Ef 2,19-22 (Lectura correspondiente a la Fiesta de San Simón y San Judas, Apóstoles)
Hermanos: Vosotros ya no sois extraños ni forasteros, sino conciudadanos de los santos y familiares de Dios, edificados sobre el cimiento de los apóstoles y profetas. Y la piedra angular es Cristo mismo, en quien toda edificación bien trabada se eleva hasta formar un templo santo en el Señor, en quien también vosotros con ellos estáis siendo edificados, para ser morada de Dios mediante el Espíritu.
En este día en que celebramos la Fiesta de dos Apóstoles, conviene que meditemos un poco acerca de la Iglesia.
La Iglesia no es una institución humana; sino que ha sido fundada por el mismo Dios y forma un Cuerpo vivo de fieles. Es importante que enfaticemos una y otra vez el carácter sobrenatural de la Iglesia, que procede del Señor mismo, que es su Cabeza (Col 1,18). Nosotros somos los miembros vivos del Cuerpo Místico de Cristo, llamados a cooperar para que la edificación que Dios ha iniciado sea completada.
La Iglesia tiene una gran misión, pues en Ella empieza a hacerse presente el Reino de Dios. Todos los hombres han de ser conducidos de regreso a la casa de nuestro amado Padre y permanecer eternamente en Su Reino. Este pensamiento nos recuerda que la Iglesia no está conformada únicamente por sus miembros visibles; sino que la militante forma una unidad con la Iglesia triunfante y la Iglesia purgante.

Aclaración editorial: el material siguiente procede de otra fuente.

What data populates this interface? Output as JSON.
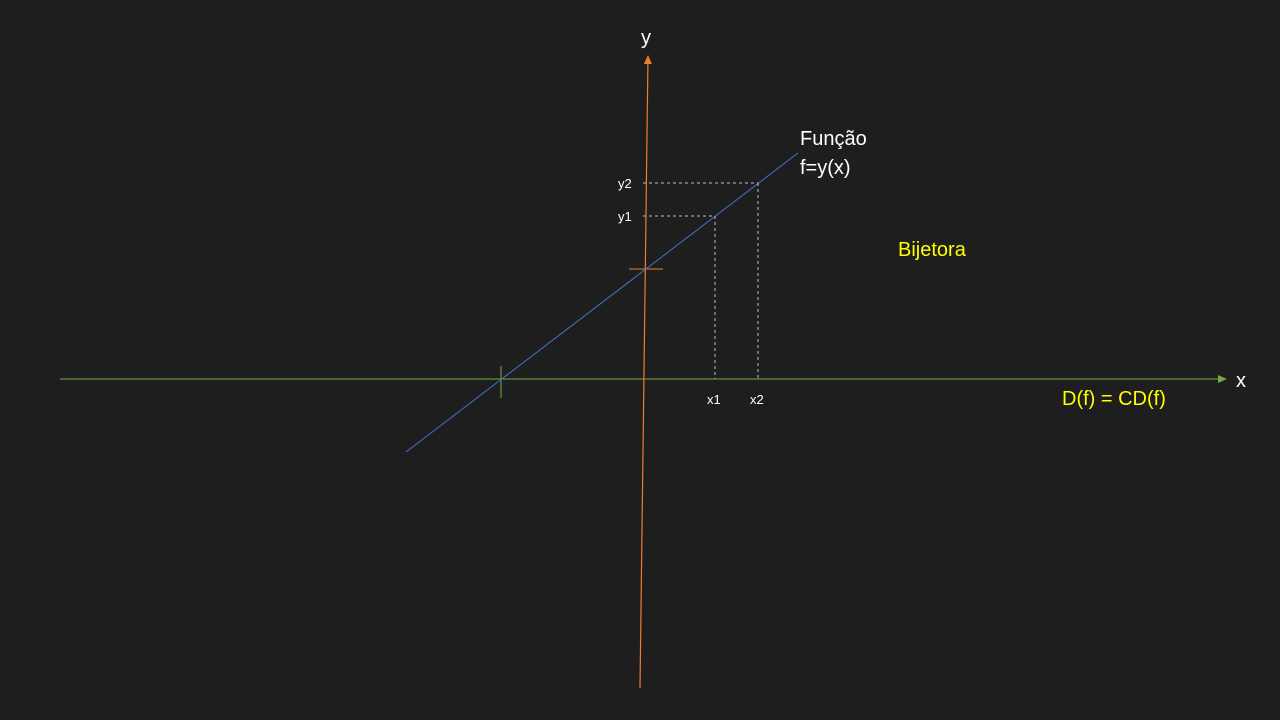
{
  "axes": {
    "x_label": "x",
    "y_label": "y"
  },
  "function": {
    "name": "Função",
    "formula": "f=y(x)"
  },
  "points": {
    "x1": "x1",
    "x2": "x2",
    "y1": "y1",
    "y2": "y2"
  },
  "annotations": {
    "classification": "Bijetora",
    "domain_equals_codomain": "D(f) = CD(f)"
  },
  "colors": {
    "background": "#1e1e1e",
    "x_axis": "#70ad47",
    "y_axis": "#ed7d31",
    "function_line": "#4472c4",
    "guide_lines": "#bfbfbf",
    "highlight_text": "#ffff00",
    "text": "#ffffff"
  }
}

A veces también se hace la distinción entre aquellos que están bautizados y pertenecen por tanto formalmente a la Iglesia, pero no llevan una vida conforme a su fe; y aquellos otros que, en cambio, llevan una vida coherente, pero, por diferentes motivos, no han podido entrar oficialmente en la Iglesia. Siguiendo las reflexiones de San Agustín a este respecto, podemos decir que estos últimos sí pertenecen a la Iglesia; mientras que los primeros no cumplen las condiciones interiores para ello.
Podemos estar muy agradecidos de que Dios nos haya dejado una Iglesia visible, y que la haya conservado a lo largo de los siglos. Una y otra vez a lo largo de la historia, se intentó relegar a la Iglesia a su dimensión espiritual, considerándola únicamente como una realidad invisible. Sin embargo, la Iglesia con su jerarquía visible corresponde a la encarnación del Hijo de Dios en la Persona de Jesús.
Lamentablemente tenemos que constatar que se ha perdido en gran medida la unidad originaria de los cristianos, de manera que el testimonio ha quedado opacado. Los errores, las enemistades y la competitividad han dispersado al rebaño, haciéndole perder aquella unidad bajo un solo Pastor visible y la fraternal convivencia.
Desde hace algunas décadas se intenta un mayor acercamiento, la destrucción de las barreras y la sanación de las heridas que han surgido. Pero en este ecumenismo hay que tener presente que, tanto en la Iglesia misma como en las comunidades eclesiales, se vive una decadencia de la fe. La unidad en la verdad, que es obra del Espíritu Santo, tiene como prerrequisito que la fe auténtica no esté impregnada de errores, y que las convicciones morales correspondan a la recta doctrina. La Iglesia Católica no puede apartarse de la verdad ni relativizarla en aras de una supuesta unidad.
La unidad que el Señor quiere entre los miembros de la Iglesia, nos constituye en morada de Dios. Él se acerca tanto a nosotros que quiere habitar en nuestro interior, y si le permitimos entrar en nuestra vida, nos convertiremos en un templo de Dios en el Espíritu. Esto cuenta para las parroquias, para las comunidades, para las familias, llamadas a ser “Iglesias domésticas”, y también para cada persona en particular.
Si nosotros mismos nos convertimos en templos del Dios vivo, comprenderemos aún mejor cómo es que el Señor edifica Su Iglesia. Él quiere estar presente en todas partes y ofrecer a cada persona la comunión con Él. Si los hombres escuchan nuestro anuncio del Evangelio, entonces nos convertimos en un puente del Dios vivo. De esta manera, la otra persona no solamente se encontrará con un testigo que le habla sobre Dios y Su Iglesia; sino con alguien en quien Él mismo está presente y en quien ha establecido ya su Iglesia.
¡Cuán maravilloso es el Dios a quien tenemos la gracia de servir! ¡Cuánto nos honra y nos ama al querer convertirnos en templos de Su gloria!